It's quite obvious by now that the Cavaliers' post-season journey hasn't been anywhere near what the fans -- or the players themselves for that matter -- thought it would be. Very few believed the series would be tied at this juncture.
The fact that it is gives rise to wild speculation ranging from LeBron James' imminent departure from Cleveland to who knows where to coach Mike Brown's job being on the line. James isn't going anywhere but his 35,000 square-foot digs near Akron. He's going to be a Cavalier for a very long time.
The speculation on Brown, however, might have some legitimacy. Some Cleveland fans are painting him as the Cavaliers' version Marty Schottenheimer, the erstwhile Browns coach who rang up several successful regular seasons only to falter in the postseason.
But when you take a closer look at what's going down this season, then compare it to last season's playoff, several striking similarities surface.
Last season, the Cavs cakewalked through the first two rounds, sweeping Detroit and Atlanta, scoring double-digit victories in every game. Then they met the Orlando Magic in the Eastern Conference finals and we all know what happened there. If not ford a miracle James shot in game two, the Magic would have swept that series.
But last season, the Magic struggled to get to the conference finals, much like the Cavs have been struggling this season. The Magic trailed the Philadelphia 76ers, 2-1, in the opening round before winning the last three games.
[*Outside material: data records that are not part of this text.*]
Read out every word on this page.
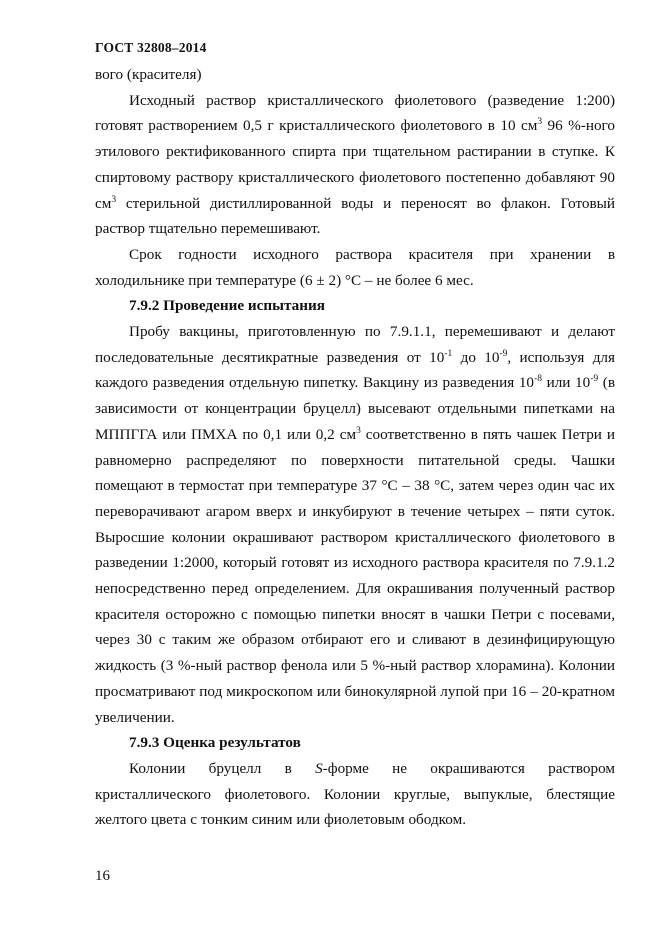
ГОСТ 32808–2014

вого (красителя)

Исходный раствор кристаллического фиолетового (разведение 1:200) готовят растворением 0,5 г кристаллического фиолетового в 10 $см^3$ 96 %-ного этилового ректификованного спирта при тщательном растирании в ступке. К спиртовому раствору кристаллического фиолетового постепенно добавляют 90 $см^3$ стерильной дистиллированной воды и переносят во флакон. Готовый раствор тщательно перемешивают.

Срок годности исходного раствора красителя при хранении в холодильнике при температуре (6 ± 2) °С – не более 6 мес.

7.9.2 Проведение испытания

Пробу вакцины, приготовленную по 7.9.1.1, перемешивают и делают последовательные десятикратные разведения от $10^{-1}$ до $10^{-9}$, используя для каждого разведения отдельную пипетку. Вакцину из разведения $10^{-8}$ или $10^{-9}$ (в зависимости от концентрации бруцелл) высевают отдельными пипетками на МППГГА или ПМХА по 0,1 или 0,2 $см^3$ соответственно в пять чашек Петри и равномерно распределяют по поверхности питательной среды. Чашки помещают в термостат при температуре 37 °С – 38 °С, затем через один час их переворачивают агаром вверх и инкубируют в течение четырех – пяти суток. Выросшие колонии окрашивают раствором кристаллического фиолетового в разведении 1:2000, который готовят из исходного раствора красителя по 7.9.1.2 непосредственно перед определением. Для окрашивания полученный раствор красителя осторожно с помощью пипетки вносят в чашки Петри с посевами, через 30 с таким же образом отбирают его и сливают в дезинфицирующую жидкость (3 %-ный раствор фенола или 5 %-ный раствор хлорамина). Колонии просматривают под микроскопом или бинокулярной лупой при 16 – 20-кратном увеличении.

7.9.3 Оценка результатов

Колонии бруцелл в S-форме не окрашиваются раствором кристаллического фиолетового. Колонии круглые, выпуклые, блестящие желтого цвета с тонким синим или фиолетовым ободком.

16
They also trailed Boston, 3-2, before taking the final two games, the last one in Boston.
This season, the Cavs are playing like the Magic did in the first two rounds last season, while the Magic have breezed past Charlotte and Atlanta this year with little or no trouble. Much like Cleveland did last season. Eight up, eight down. Right now, Magic coach Stan Van Gundy knows exactly how Brown felt a year ago at this time.
The next two games will tell Cavs fans all they need to know about this team. The Celtics have exposed several soft spots in the Cleveland armor in three of the first four games. Emphasis on the word "soft".
As trite as this sounds, it's hard to disprove the notion that the Celtics have outworked -- and imposed their will on -- the Cavaliers. They have reached back for something extra when it counted the most and produced the series tie.
The Cavs have displayed a variety of emotional gears this season with James leading the charge. But if he continues to play in a comparatively passive (for him) manner and refuses to take charge early and often in the the next two games, the Cavs are done.
This is James' chance to finally show he can pull off what his idol, Michael Jordan, did with the Chicago Bulls. It took Jordan seven seasons to win an NBA title. This is James' seventh season.
LeBron knows what he has to do. The history books beckon for another shot or two of his greatness. He holds the fortunes of a franchise and the emotions of a starved (for a sports championship) city in his hands.
Dwight Howard and the Magic did it last season with some gritty play. Now it's LeBron's turn to show just how tough he and his teammates can be against the Celtics. That's the only way they have a shot at redemption for last season.